Phagocytosis verification by fluorescence microscopy. Groups: THP-1 cells only and THP-1 + YS (yeast shell), observed under bright-field and fluorescence microscopy. YS were labeled with 5′DTAF (green), and THP-1 cells were labeled with DAPI (blue). The white arrows highlight the YS phagocytosed by the macrophages. Images were captured through a fluorescence microscope (Motic AE31E) at 40× magnification. Images were captured by the Moticam S6 camera using Motic Images Plus 3.0 software. Scale bar: 5 μm.

Figure 8

Cell viability evaluation by MTT assay. HEK 293-T cells were treated by incubation with yeast shells (capsules). Asterisks represent statistical significance (**** p < 0.0001), determined by the variance test (ANOVA).

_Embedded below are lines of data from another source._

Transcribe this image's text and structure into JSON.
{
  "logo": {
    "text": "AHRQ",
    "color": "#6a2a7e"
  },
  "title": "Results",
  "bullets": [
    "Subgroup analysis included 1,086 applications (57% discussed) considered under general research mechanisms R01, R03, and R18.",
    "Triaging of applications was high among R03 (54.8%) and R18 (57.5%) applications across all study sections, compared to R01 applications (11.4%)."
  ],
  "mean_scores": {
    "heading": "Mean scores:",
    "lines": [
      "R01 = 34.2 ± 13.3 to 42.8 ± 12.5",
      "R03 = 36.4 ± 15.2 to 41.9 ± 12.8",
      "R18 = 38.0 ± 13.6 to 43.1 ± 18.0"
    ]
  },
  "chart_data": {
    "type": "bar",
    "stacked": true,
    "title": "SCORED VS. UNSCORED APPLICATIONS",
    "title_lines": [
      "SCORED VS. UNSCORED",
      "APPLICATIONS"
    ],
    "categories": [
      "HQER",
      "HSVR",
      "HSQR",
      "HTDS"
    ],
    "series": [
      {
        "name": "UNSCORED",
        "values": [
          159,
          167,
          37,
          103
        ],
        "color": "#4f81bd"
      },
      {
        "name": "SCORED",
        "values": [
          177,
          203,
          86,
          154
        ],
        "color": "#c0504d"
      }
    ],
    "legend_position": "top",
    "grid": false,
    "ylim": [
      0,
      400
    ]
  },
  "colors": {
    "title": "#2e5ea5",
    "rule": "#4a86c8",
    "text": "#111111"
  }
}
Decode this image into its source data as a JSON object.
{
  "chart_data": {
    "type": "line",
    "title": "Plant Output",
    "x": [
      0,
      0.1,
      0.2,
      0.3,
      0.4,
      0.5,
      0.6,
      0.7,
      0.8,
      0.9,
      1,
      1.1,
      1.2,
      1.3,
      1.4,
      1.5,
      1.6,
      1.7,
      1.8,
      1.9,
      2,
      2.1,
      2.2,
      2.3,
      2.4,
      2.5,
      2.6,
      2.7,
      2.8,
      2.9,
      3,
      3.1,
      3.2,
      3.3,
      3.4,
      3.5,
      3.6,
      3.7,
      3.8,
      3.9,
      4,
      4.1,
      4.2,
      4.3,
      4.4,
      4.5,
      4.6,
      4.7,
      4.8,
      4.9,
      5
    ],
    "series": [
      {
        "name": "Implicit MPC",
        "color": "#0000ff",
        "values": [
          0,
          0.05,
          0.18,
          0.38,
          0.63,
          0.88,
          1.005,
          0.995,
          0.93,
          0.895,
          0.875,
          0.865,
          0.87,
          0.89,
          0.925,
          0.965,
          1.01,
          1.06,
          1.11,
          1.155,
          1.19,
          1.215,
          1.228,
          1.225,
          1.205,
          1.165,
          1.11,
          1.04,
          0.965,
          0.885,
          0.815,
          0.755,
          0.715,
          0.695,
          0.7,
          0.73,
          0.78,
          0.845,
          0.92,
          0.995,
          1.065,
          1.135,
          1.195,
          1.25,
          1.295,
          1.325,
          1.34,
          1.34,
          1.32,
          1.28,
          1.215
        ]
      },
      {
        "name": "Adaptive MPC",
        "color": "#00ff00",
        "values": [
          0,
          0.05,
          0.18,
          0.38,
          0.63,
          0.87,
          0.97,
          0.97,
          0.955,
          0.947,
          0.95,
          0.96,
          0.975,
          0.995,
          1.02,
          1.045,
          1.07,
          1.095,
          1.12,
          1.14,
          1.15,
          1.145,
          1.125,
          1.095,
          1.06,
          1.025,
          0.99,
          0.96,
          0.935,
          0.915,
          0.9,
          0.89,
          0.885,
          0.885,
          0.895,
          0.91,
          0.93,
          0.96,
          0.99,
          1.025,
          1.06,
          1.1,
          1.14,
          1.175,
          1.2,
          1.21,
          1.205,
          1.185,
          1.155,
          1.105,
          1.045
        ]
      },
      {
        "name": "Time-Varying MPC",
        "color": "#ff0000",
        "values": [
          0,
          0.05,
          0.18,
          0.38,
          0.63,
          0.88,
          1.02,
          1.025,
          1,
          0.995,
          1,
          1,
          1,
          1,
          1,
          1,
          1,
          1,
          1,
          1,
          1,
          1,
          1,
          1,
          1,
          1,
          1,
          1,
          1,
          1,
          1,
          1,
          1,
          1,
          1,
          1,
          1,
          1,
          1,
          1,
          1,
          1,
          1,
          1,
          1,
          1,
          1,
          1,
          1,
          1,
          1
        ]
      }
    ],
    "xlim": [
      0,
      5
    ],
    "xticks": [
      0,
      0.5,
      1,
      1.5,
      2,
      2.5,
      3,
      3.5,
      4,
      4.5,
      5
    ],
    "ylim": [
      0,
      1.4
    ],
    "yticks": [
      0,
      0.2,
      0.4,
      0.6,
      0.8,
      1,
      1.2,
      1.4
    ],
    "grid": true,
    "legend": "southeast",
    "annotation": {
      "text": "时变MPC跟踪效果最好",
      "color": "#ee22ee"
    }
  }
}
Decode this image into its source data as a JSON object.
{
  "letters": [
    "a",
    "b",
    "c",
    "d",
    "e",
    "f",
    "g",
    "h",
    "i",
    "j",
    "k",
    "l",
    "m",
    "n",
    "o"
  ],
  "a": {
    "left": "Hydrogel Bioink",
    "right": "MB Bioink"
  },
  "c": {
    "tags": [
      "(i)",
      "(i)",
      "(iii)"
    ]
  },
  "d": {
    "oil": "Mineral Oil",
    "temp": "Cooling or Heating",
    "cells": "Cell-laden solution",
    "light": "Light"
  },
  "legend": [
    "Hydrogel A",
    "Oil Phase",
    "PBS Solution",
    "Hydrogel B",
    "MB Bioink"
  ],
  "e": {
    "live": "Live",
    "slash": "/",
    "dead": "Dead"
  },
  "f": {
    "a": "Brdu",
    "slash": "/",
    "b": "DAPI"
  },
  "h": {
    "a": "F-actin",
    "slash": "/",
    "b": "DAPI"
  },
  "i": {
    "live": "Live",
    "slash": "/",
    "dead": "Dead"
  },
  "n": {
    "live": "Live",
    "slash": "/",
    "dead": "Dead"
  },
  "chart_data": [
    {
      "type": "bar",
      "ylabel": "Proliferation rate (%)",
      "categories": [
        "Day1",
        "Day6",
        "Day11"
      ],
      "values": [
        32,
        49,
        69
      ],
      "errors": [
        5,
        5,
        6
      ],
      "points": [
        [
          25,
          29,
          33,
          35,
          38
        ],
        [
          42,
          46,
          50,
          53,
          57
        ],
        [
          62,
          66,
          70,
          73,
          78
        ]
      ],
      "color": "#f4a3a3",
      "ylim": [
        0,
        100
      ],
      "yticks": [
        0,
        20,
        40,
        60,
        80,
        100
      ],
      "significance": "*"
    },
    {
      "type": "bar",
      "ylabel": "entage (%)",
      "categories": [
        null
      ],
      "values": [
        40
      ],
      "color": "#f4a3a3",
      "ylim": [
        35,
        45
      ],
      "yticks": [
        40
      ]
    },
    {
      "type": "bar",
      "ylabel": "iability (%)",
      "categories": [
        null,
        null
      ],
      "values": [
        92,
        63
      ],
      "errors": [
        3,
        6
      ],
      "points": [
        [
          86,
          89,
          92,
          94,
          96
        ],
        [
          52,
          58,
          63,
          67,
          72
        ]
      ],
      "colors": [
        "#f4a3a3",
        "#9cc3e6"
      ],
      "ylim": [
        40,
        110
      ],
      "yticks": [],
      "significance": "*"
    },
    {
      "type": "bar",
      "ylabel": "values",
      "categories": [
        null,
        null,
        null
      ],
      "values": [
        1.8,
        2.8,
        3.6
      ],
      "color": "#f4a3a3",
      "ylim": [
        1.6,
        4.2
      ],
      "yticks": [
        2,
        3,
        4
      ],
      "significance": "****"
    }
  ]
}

Values correspond to mean ± standard deviation.

Figure 9

Comparison of DNAse assay results. (A) Empty yeast capsules and capsules with two insertion protocols (PEI 2% and NaCl 5%) whose inserted DNA (pVAX1) was stained with DAPI (blue color) without being subjected to DNAse treatment. (B) Empty yeast capsules and capsules with two insertion protocols with DNA stained with DAPI but subjected to DNAse treatment. It was possible to observe that there was no degradation of the DNA inserted in the capsules, even in medium containing DNAse. Images captured through a fluorescence microscope (Motic AE31E) at 40× magnification. Images were captured by the Moticam S6 camera using Motic Images Plus 3.0 software.